Reprenons le cours de l’analyse des propositions du ministre Bayrou contenues dans le projet de loi « pour la confiance dans notre vie démocratique » (sic)...
Le ministre évoque, de manière très lapidaire, un ensemble de mesures de contrôle et de publicité des comptes des partis, mais surtout de l’identité de leurs donateurs. Sous couvert de respect du plafond annuel des dons versés aux formations politiques et donc de lutte contre le financement illégal, en particulier via les pseudo-micro partis, cette future loi risque bien de faire aboutir une offensive amorcée avec la « loi Cahuzac ». Celle-ci demandait la transmission d’une liste exhaustive de tous les donateurs et cotisants à la CNCCFP, quels que soient le montant versé et la structure concernée. En clair, le fichage pur et simple pour touTEs, et même l’affichage public pour les plus généreux...
Dans l’air du temps
Enfin, bien que non citées par le ministre, deux mesures sont évoquées par le député PS René Dozière dans un rapport remis au ministre Bayrou. Seront-elles incluses dans la loi finale ? La conférence de presse du ministre Bayrou peut laisser penser que non. Mais on peut les considérer comme tout à fait cohérentes avec l’esprit du projet de loi mais aussi avec l’air du temps... Elle seront donc, tôt ou tard, mises en œuvre.

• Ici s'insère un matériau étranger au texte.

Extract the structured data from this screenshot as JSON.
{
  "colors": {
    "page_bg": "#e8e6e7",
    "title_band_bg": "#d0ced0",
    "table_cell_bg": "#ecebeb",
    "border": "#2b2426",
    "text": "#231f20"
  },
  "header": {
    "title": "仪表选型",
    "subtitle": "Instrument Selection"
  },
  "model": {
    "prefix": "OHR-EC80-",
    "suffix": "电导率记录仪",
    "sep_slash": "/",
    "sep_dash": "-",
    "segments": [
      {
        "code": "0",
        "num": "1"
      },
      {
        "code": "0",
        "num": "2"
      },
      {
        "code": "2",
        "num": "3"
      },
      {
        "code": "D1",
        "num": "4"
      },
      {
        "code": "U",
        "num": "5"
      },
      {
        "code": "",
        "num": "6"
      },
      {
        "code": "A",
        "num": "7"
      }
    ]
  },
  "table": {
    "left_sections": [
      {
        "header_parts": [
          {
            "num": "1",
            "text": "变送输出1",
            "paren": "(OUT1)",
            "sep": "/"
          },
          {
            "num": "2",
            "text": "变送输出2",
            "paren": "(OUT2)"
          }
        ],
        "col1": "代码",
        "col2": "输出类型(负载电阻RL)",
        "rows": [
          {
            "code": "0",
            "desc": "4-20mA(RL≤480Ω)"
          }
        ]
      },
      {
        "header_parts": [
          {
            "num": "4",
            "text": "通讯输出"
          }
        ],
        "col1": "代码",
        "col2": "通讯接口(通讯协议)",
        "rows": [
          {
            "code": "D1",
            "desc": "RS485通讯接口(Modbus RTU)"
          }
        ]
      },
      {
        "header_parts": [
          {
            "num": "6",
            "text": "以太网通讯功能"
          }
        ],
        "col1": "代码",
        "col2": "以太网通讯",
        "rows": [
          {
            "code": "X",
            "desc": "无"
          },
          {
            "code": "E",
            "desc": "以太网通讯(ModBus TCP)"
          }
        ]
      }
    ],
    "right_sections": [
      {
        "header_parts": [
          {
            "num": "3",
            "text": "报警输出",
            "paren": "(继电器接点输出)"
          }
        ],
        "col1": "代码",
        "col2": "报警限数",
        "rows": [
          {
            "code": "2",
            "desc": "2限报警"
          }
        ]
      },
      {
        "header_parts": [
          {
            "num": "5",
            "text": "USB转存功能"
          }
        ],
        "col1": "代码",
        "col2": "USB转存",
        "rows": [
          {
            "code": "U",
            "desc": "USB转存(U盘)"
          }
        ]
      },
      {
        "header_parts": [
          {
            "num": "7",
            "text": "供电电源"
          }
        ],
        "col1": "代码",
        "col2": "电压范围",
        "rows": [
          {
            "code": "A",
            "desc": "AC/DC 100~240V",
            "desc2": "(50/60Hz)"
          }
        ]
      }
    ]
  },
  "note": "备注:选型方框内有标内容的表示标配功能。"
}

La première mesure consiste à préciser la définition d’un parti politique afin de réduire le nombre d’organisations pouvant être reconnues comme telles. Là encore, il s’agit officiellement de lutter contre les pseudo partis qui pratiquent la collecte décentralisée de dons pour les formations politiques plus importantes, ainsi que d’autres malversations comme le FN l’a pratiqué lors de tous les suffrages depuis 2011. Mais une fois posée l’évidence, combien de conditions faudra-t-il remplir pour être un parti ? On ne peut que s’inquiéter d’une approche dont on voit le début... mais pas la fin ! D’ailleurs, le projet du député Dozière contient déjà une condition inquiétante qu’un parti devrait remplir pour être reconnu comme tel : « soutenir des candidats aux élections locales et nationales ». On voit bien que certains tournent autour du sacro saint article 4 de la Constitution, lequel dit que les partis « se forment et exercent leur activité librement ». Une base libérale, dont aucun démocrate, bourgeois ou socialiste, ne saurait renier la nature élémentaire...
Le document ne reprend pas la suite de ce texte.